Похоть. Эта похоть — его грех, так что ад навечно станет его единственным домом. Он будет кричать о своей приглушенной похоти, пока не заболит горло. Он устал по десять раз на дню обнаруживать свои руки в штанах. После этого он испытывал острую боль материнской иглы. Такую жестокую, что пот выступал на лбу, ладони становились липкими, а поясница — мокрой. Боль от паха поднималась и бежала по венам, как в тот первый раз. И чем чаще это случалось, тем больше он ненавидел Бога.

После того случая с соседкой он не прикасался ни к одной девочке. Ему казалось, что ярость его желания, безобразие похоти уничтожат любую женщину, к которой он притронется. Он был прочно в этом уверен. Думал, что погибает от неведомой болезни, симптомы которой не может назвать, и эта болезнь убьет других, как и его, словно тиф, словно нож в сердце.

Он родился испорченным. Испорченным и умрет. Когда какая-нибудь женщина случайно прикасалась к нему, например задевала бедром, садясь рядом, он знал, что эта женщина умрет, и отодвигал свою ногу, уходил прочь. Оказываясь один в комнате, он спускал штаны, а за удовольствием следовала ядовитая боль.

Его отец был мужчиной. Отец дотрагивался до матери, но та жила.
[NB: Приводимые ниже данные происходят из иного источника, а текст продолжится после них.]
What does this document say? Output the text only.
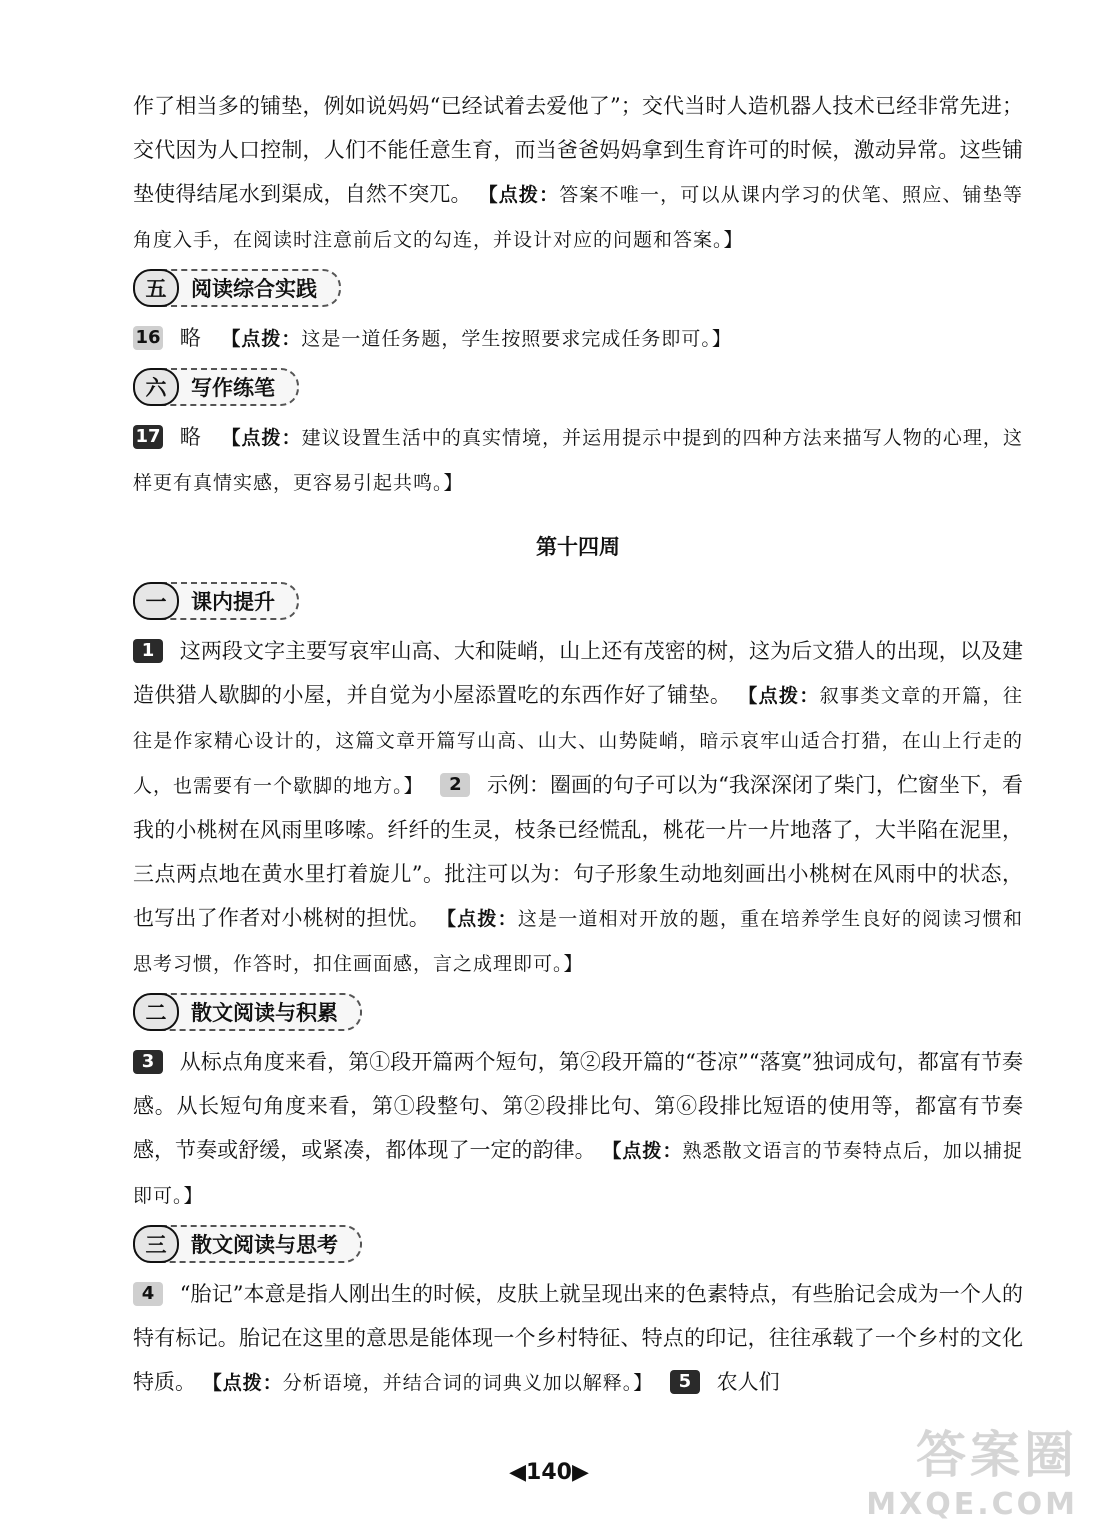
作了相当多的铺垫，例如说妈妈“已经试着去爱他了”；交代当时人造机器人技术已经非常先进；交代因为人口控制，人们不能任意生育，而当爸爸妈妈拿到生育许可的时候，激动异常。这些铺垫使得结尾水到渠成，自然不突兀。 【点拨：答案不唯一，可以从课内学习的伏笔、照应、铺垫等角度入手，在阅读时注意前后文的勾连，并设计对应的问题和答案。】

五	阅读综合实践

16 略 【点拨：这是一道任务题，学生按照要求完成任务即可。】

六	写作练笔

17 略 【点拨：建议设置生活中的真实情境，并运用提示中提到的四种方法来描写人物的心理，这样更有真情实感，更容易引起共鸣。】

第十四周
一	课内提升

1 这两段文字主要写哀牢山高、大和陡峭，山上还有茂密的树，这为后文猎人的出现，以及建造供猎人歇脚的小屋，并自觉为小屋添置吃的东西作好了铺垫。 【点拨：叙事类文章的开篇，往往是作家精心设计的，这篇文章开篇写山高、山大、山势陡峭，暗示哀牢山适合打猎，在山上行走的人，也需要有一个歇脚的地方。】 2 示例：圈画的句子可以为“我深深闭了柴门，伫窗坐下，看我的小桃树在风雨里哆嗦。纤纤的生灵，枝条已经慌乱，桃花一片一片地落了，大半陷在泥里，三点两点地在黄水里打着旋儿”。批注可以为：句子形象生动地刻画出小桃树在风雨中的状态，也写出了作者对小桃树的担忧。 【点拨：这是一道相对开放的题，重在培养学生良好的阅读习惯和思考习惯，作答时，扣住画面感，言之成理即可。】

二	散文阅读与积累

3 从标点角度来看，第①段开篇两个短句，第②段开篇的“苍凉”“落寞”独词成句，都富有节奏感。从长短句角度来看，第①段整句、第②段排比句、第⑥段排比短语的使用等，都富有节奏感，节奏或舒缓，或紧凑，都体现了一定的韵律。 【点拨：熟悉散文语言的节奏特点后，加以捕捉即可。】

三	散文阅读与思考

4 “胎记”本意是指人刚出生的时候，皮肤上就呈现出来的色素特点，有些胎记会成为一个人的特有标记。胎记在这里的意思是能体现一个乡村特征、特点的印记，往往承载了一个乡村的文化特质。 【点拨：分析语境，并结合词的词典义加以解释。】 5 农人们

◀140▶	答案圈
MXQE.COM
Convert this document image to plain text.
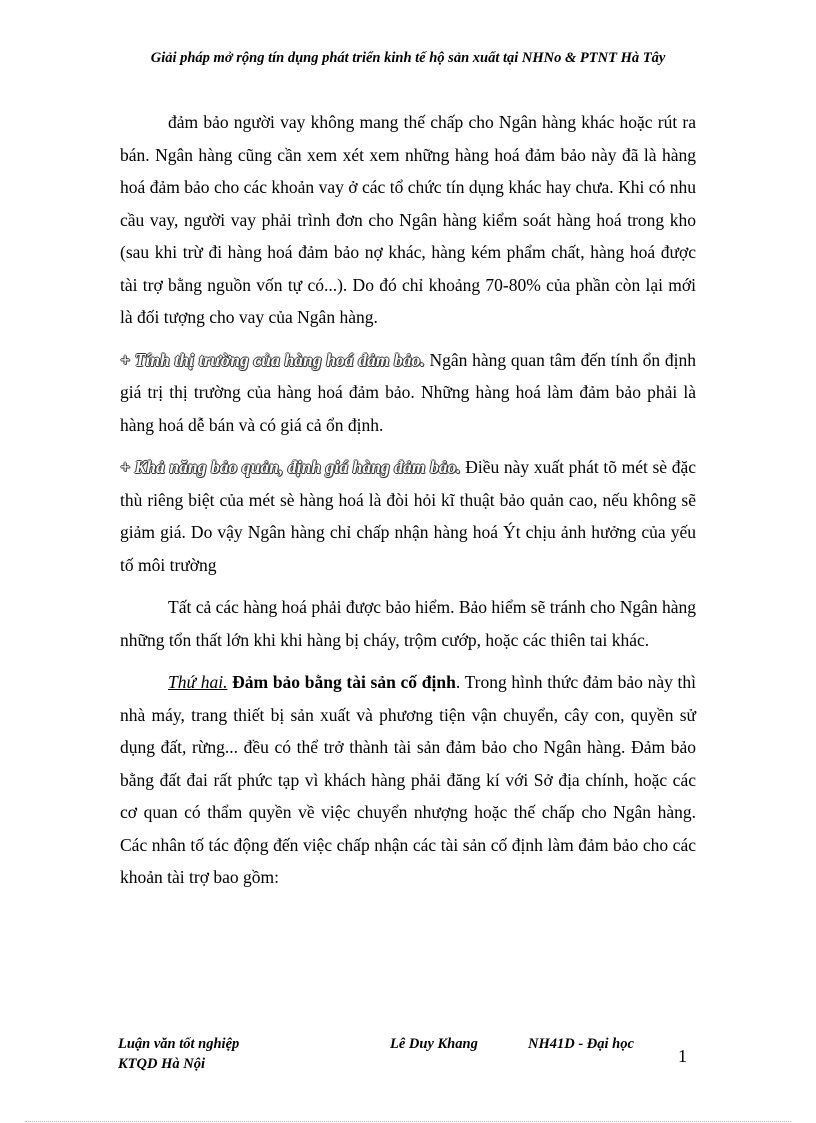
Giải pháp mở rộng tín dụng phát triển kinh tế hộ sản xuất tại NHNo & PTNT Hà Tây

đảm bảo người vay không mang thế chấp cho Ngân hàng khác hoặc rút ra bán. Ngân hàng cũng cần xem xét xem những hàng hoá đảm bảo này đã là hàng hoá đảm bảo cho các khoản vay ở các tổ chức tín dụng khác hay chưa. Khi có nhu cầu vay, người vay phải trình đơn cho Ngân hàng kiểm soát hàng hoá trong kho (sau khi trừ đi hàng hoá đảm bảo nợ khác, hàng kém phẩm chất, hàng hoá được tài trợ bằng nguồn vốn tự có...). Do đó chỉ khoảng 70-80% của phần còn lại mới là đối tượng cho vay của Ngân hàng.

+ Tính thị trường của hàng hoá đảm bảo. Ngân hàng quan tâm đến tính ổn định giá trị thị trường của hàng hoá đảm bảo. Những hàng hoá làm đảm bảo phải là hàng hoá dễ bán và có giá cả ổn định.

+ Khả năng bảo quản, định giá hàng đảm bảo. Điều này xuất phát tõ mét sè đặc thù riêng biệt của mét sè hàng hoá là đòi hỏi kĩ thuật bảo quản cao, nếu không sẽ giảm giá. Do vậy Ngân hàng chỉ chấp nhận hàng hoá Ýt chịu ảnh hưởng của yếu tố môi trường

Tất cả các hàng hoá phải được bảo hiểm. Bảo hiểm sẽ tránh cho Ngân hàng những tổn thất lớn khi khi hàng bị cháy, trộm cướp, hoặc các thiên tai khác.

Thứ hai. Đảm bảo bằng tài sản cố định. Trong hình thức đảm bảo này thì nhà máy, trang thiết bị sản xuất và phương tiện vận chuyển, cây con, quyền sử dụng đất, rừng... đều có thể trở thành tài sản đảm bảo cho Ngân hàng. Đảm bảo bằng đất đai rất phức tạp vì khách hàng phải đăng kí với Sở địa chính, hoặc các cơ quan có thẩm quyền về việc chuyển nhượng hoặc thế chấp cho Ngân hàng. Các nhân tố tác động đến việc chấp nhận các tài sản cố định làm đảm bảo cho các khoản tài trợ bao gồm:

Luận văn tốt nghiệp
KTQD Hà Nội
Lê Duy Khang	NH41D - Đại học
1
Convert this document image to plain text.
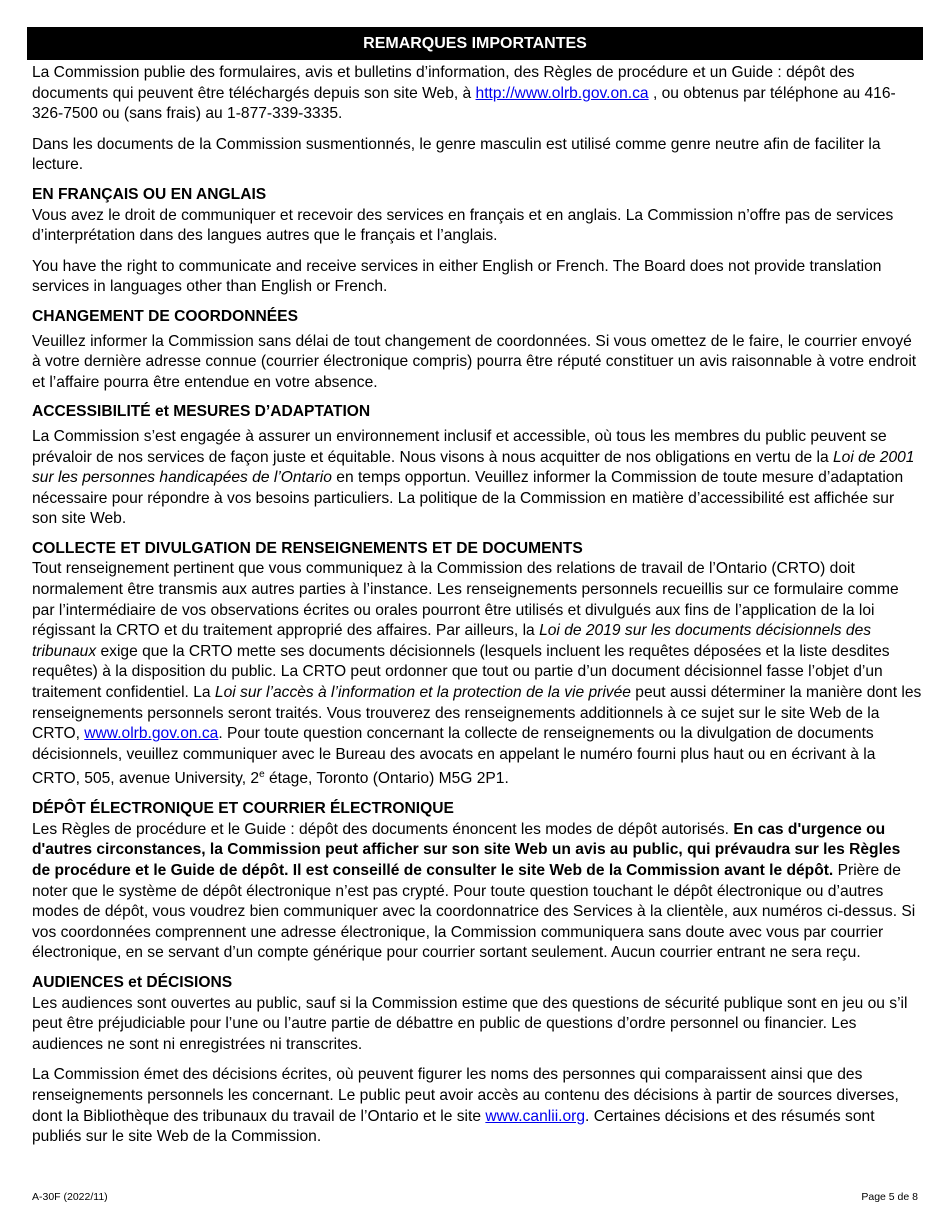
REMARQUES IMPORTANTES

La Commission publie des formulaires, avis et bulletins d’information, des Règles de procédure et un Guide : dépôt des documents qui peuvent être téléchargés depuis son site Web, à http://www.olrb.gov.on.ca , ou obtenus par téléphone au 416-326-7500 ou (sans frais) au 1-877-339-3335.

Dans les documents de la Commission susmentionnés, le genre masculin est utilisé comme genre neutre afin de faciliter la lecture.

EN FRANÇAIS OU EN ANGLAIS

Vous avez le droit de communiquer et recevoir des services en français et en anglais. La Commission n’offre pas de services d’interprétation dans des langues autres que le français et l’anglais.

You have the right to communicate and receive services in either English or French. The Board does not provide translation services in languages other than English or French.

CHANGEMENT DE COORDONNÉES

Veuillez informer la Commission sans délai de tout changement de coordonnées. Si vous omettez de le faire, le courrier envoyé à votre dernière adresse connue (courrier électronique compris) pourra être réputé constituer un avis raisonnable à votre endroit et l’affaire pourra être entendue en votre absence.

ACCESSIBILITÉ et MESURES D’ADAPTATION

La Commission s’est engagée à assurer un environnement inclusif et accessible, où tous les membres du public peuvent se prévaloir de nos services de façon juste et équitable. Nous visons à nous acquitter de nos obligations en vertu de la Loi de 2001 sur les personnes handicapées de l’Ontario en temps opportun. Veuillez informer la Commission de toute mesure d’adaptation nécessaire pour répondre à vos besoins particuliers. La politique de la Commission en matière d’accessibilité est affichée sur son site Web.

COLLECTE ET DIVULGATION DE RENSEIGNEMENTS ET DE DOCUMENTS

Tout renseignement pertinent que vous communiquez à la Commission des relations de travail de l’Ontario (CRTO) doit normalement être transmis aux autres parties à l’instance. Les renseignements personnels recueillis sur ce formulaire comme par l’intermédiaire de vos observations écrites ou orales pourront être utilisés et divulgués aux fins de l’application de la loi régissant la CRTO et du traitement approprié des affaires. Par ailleurs, la Loi de 2019 sur les documents décisionnels des tribunaux exige que la CRTO mette ses documents décisionnels (lesquels incluent les requêtes déposées et la liste desdites requêtes) à la disposition du public. La CRTO peut ordonner que tout ou partie d’un document décisionnel fasse l’objet d’un traitement confidentiel. La Loi sur l’accès à l’information et la protection de la vie privée peut aussi déterminer la manière dont les renseignements personnels seront traités. Vous trouverez des renseignements additionnels à ce sujet sur le site Web de la CRTO, www.olrb.gov.on.ca. Pour toute question concernant la collecte de renseignements ou la divulgation de documents décisionnels, veuillez communiquer avec le Bureau des avocats en appelant le numéro fourni plus haut ou en écrivant à la CRTO, 505, avenue University, 2e étage, Toronto (Ontario) M5G 2P1.

DÉPÔT ÉLECTRONIQUE ET COURRIER ÉLECTRONIQUE

Les Règles de procédure et le Guide : dépôt des documents énoncent les modes de dépôt autorisés. En cas d'urgence ou d'autres circonstances, la Commission peut afficher sur son site Web un avis au public, qui prévaudra sur les Règles de procédure et le Guide de dépôt. Il est conseillé de consulter le site Web de la Commission avant le dépôt. Prière de noter que le système de dépôt électronique n’est pas crypté. Pour toute question touchant le dépôt électronique ou d’autres modes de dépôt, vous voudrez bien communiquer avec la coordonnatrice des Services à la clientèle, aux numéros ci-dessus. Si vos coordonnées comprennent une adresse électronique, la Commission communiquera sans doute avec vous par courrier électronique, en se servant d’un compte générique pour courrier sortant seulement. Aucun courrier entrant ne sera reçu.

AUDIENCES et DÉCISIONS

Les audiences sont ouvertes au public, sauf si la Commission estime que des questions de sécurité publique sont en jeu ou s’il peut être préjudiciable pour l’une ou l’autre partie de débattre en public de questions d’ordre personnel ou financier. Les audiences ne sont ni enregistrées ni transcrites.

La Commission émet des décisions écrites, où peuvent figurer les noms des personnes qui comparaissent ainsi que des renseignements personnels les concernant. Le public peut avoir accès au contenu des décisions à partir de sources diverses, dont la Bibliothèque des tribunaux du travail de l’Ontario et le site www.canlii.org. Certaines décisions et des résumés sont publiés sur le site Web de la Commission.

A-30F (2022/11)	Page 5 de 8
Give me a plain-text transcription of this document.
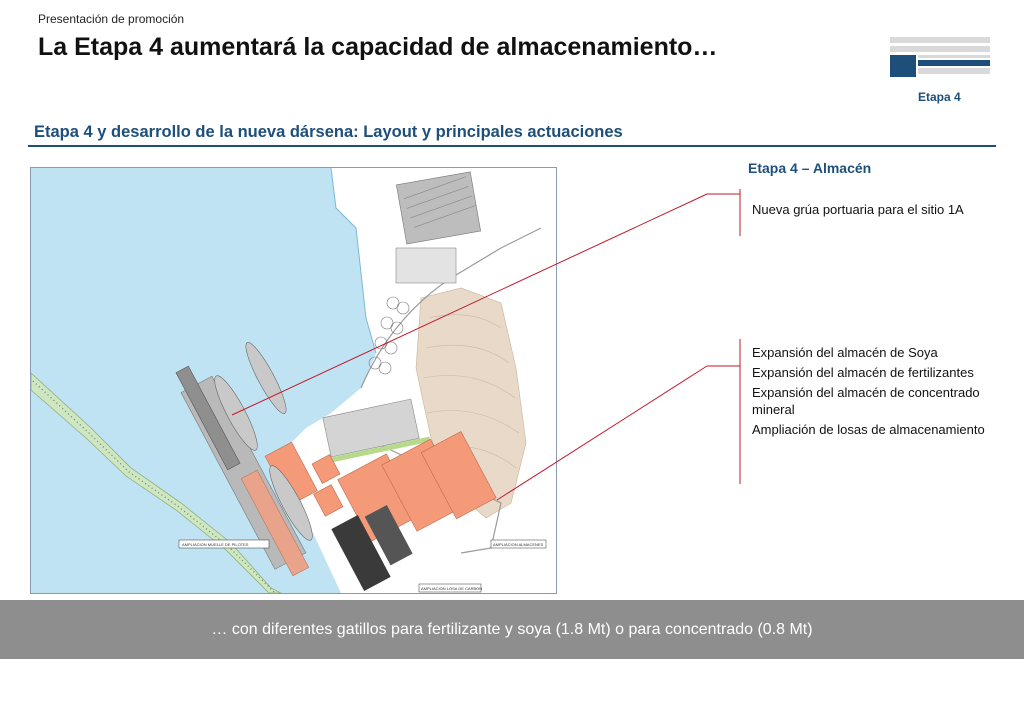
Presentación de promoción
La Etapa 4 aumentará la capacidad de almacenamiento…
Etapa 4
Etapa 4 y desarrollo de la nueva dársena: Layout y principales actuaciones
AMPLIACION MUELLE DE PILOTES	AMPLIACION ALMACENES
AMPLIACION LOSA DE CARBON
Etapa 4 – Almacén
Nueva grúa portuaria para el sitio 1A
Expansión del almacén de Soya
Expansión del almacén de fertilizantes
Expansión del almacén de concentrado mineral
Ampliación de losas de almacenamiento
… con diferentes gatillos para fertilizante y soya (1.8 Mt) o para concentrado (0.8 Mt)
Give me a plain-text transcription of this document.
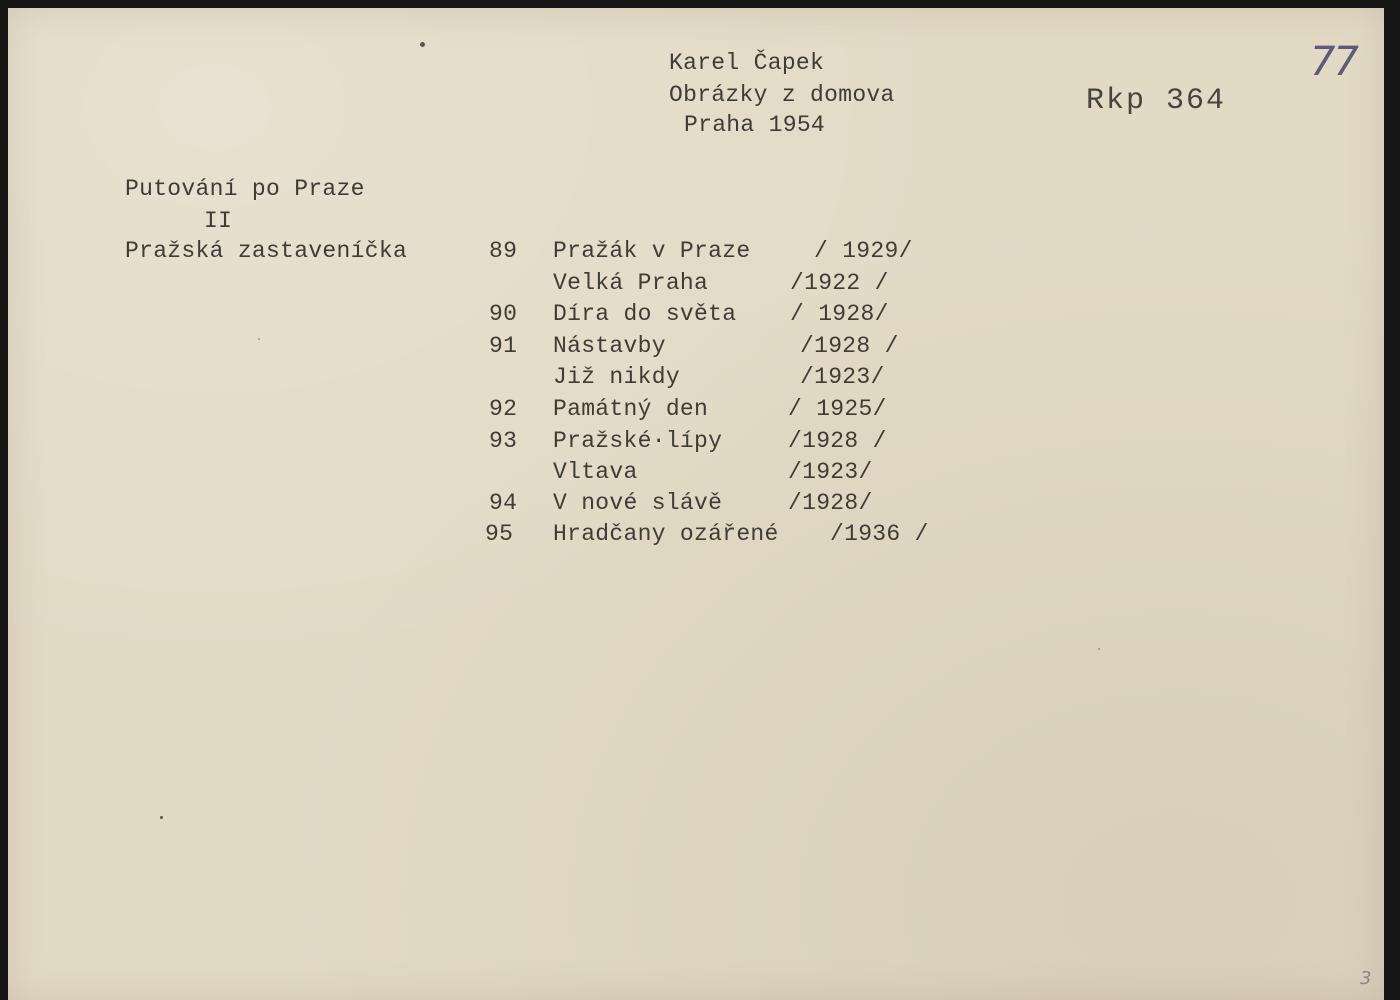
Karel Čapek
Obrázky z domova
Praha 1954
Rkp 364
77
3
Putování po Praze
II
Pražská zastaveníčka	89 Pražák v Praze	/ 1929/
Velká Praha	/1922 /
90 Díra do světa / 1928/
91 Nástavby	/1928 /
Již nikdy	/1923/
92 Památný den	/ 1925/
93 Pražské·lípy	/1928 /
Vltava	/1923/
94 V nové slávě	/1928/
95 Hradčany ozářené /1936 /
Тем не менее куда бы Ральф ни поворачивался, он находил доказательства своей правоте, слухи убеждали: его ждет то же, что и других. Мужчины плевали в яйцо женам и падали замертво от сердечного приступа. Люди фотографировали своих мертвых младенцев в крошечных гробах. Черные шелковые платья были застывшими, словно мертвая плоть. Похоть была грехом, грех — смертью, и в этом Ральф не был одинок, однако испытывал боль, постоянную боль, и этим не с кем было поделиться.

Конечно, он ошибался, но выяснилось это только спустя годы. Почти каждый мог бы развеять его заблуждения, если бы Ральф сумел описать свой ужас. Если бы нашел человека, которому смог бы раскрыться. Но в то время у него не хватало слов, а потому он и мучился от смертельного змеиного укуса.

Вырос он высоким и красивым. Его отец был богат, о чем он узнал не от матери или отца, а от мальчишек в школьном дворе, которые язвили на эту тему. Оказалось, их отцы работали на его отца. Любая женщина в городе могла бы за доллары отдать свою дочь Ральфу Труиту.

Его мать молилась за него. Отец читал ему отрывки из книги «Смерть Артура» — старинные истории о доблестных рыцарях Круглого стола, о чаше Грааля. Он мечтал сделать из сына образованного человека. У нежного брата Ральфа не имелось ни мозгов, ни темперамента для бизнеса, а отец требовал, чтобы империя, которую он строил каждый день, жила после его смерти. Ральф понял: его назначили наследником

Ему же было неинтересно идти по стопам отца. Он хотел стать Ланселотом Озерным, который при пробуждении видел подле себя четырех королев под шелковыми зонтиками. Мать Ланселота, объяснив сыну разницу между душевными и телесными добродетелями, отпустила его в мир, позволила стать рыцарем, хотя любила его и боялась за его душу. Телесные добродетели принадлежат тем, кто хорош лицом и силен телом, а душевные — доброта и сочувствие — доступны любому.

Ральф поверил этим словам всем сердцем, хотя и подозревал, что в душевных добродетелях ему отказано и он никогда не станет высоким, красивым и любимым. Он чувствовал себя не в своем теле, душа его была бездомной.